- Last Updated: 11:42 PM, July 20, 2012
- Posted: 10:45 PM, July 20, 2012
STREISAND: THE GREATEST STAR
Laurie Beechman Theatre, 407 W. 42nd St.; 212-352-3101. Next show Wednesday.
The most surprising thing about “Streisand: The Greatest Star” is that it’s performed by a woman.
New York City cabarets are so awash in drag acts that Carla DelVillaggio’s slavish tribute feels refreshing. Looking and sounding uncannily like the real deal, the 40-something performer delivers a show that’s probably the next best thing to seeing Streisand herself play Brooklyn’s Barclays Center in October — and certainly a lot cheaper.
Actually, it’s three shows, since the engagement began with an evening devoted to ’60s-era Streisand and ends Wednesday night with “Barbra, Back to Broadway,” composed entirely of Broadway hits that she recorded. The show I caught, “Streisand Songbird: Memories,” presented the star in her mature, glamorous mode.

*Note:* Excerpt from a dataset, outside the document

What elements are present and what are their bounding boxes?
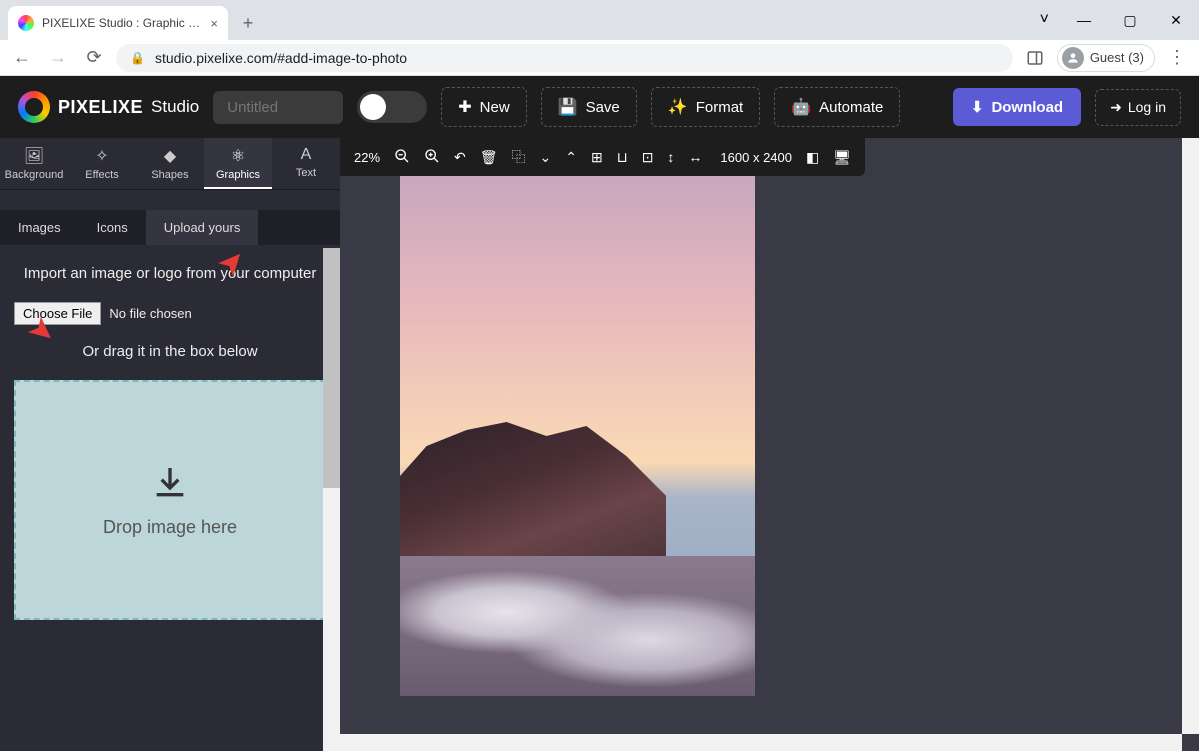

Accompanied by an ace three-piece band, DelVillaggio sang “Evergreen,” “The Way We Were,” “Stoney End,” “People” and more, all with Streisand’s signature phrasing, timing and vocal mannerisms, including the way her voice suddenly soars at key moments. Wearing a black, long-sleeved scoop dress and then an elegant ivory lace gown, she sports Streisand’s trademark bangs and long nails. It’s an all-too-convincing illusion, although a few drinks and a willing suspension of disbelief won’t hurt.
DelVillaggio’s got that refined Brooklynese accent down pat, as when she sings, “Life’s candy and the sun’s a ball of buttah” in “Don’t Rain on My Parade.” Kibitzing with the audience, she works in such phrases as “I’m shvitzing up here” and “I’m verklempt.” She’s also accompanied by a Judy Garland imitator, seen on video, in the pair’s famous duet combining “Get Happy” and “Happy Days Are Here Again,” in a segment so deliriously campy that your sexual orientation could change while watching it.
“I think she looks pretty good dead,” “Barbra” says of her late singing partner.
Cheering her on in the audience was a woman she identified as her “fellow Jewess” — Bette Midler. Actually, it was Donna Maxon, who’ll soon be re-creating Midler’s famous Continental Bathhouse shows, back when she was accompanied by a young, unknown pianist named Barry Manilow.
DelVillaggio definitely has her simulation down pat. Whether it’s worth seeing an evening-long impersonation, however expert, that’s largely devoid of thematic depth is another matter.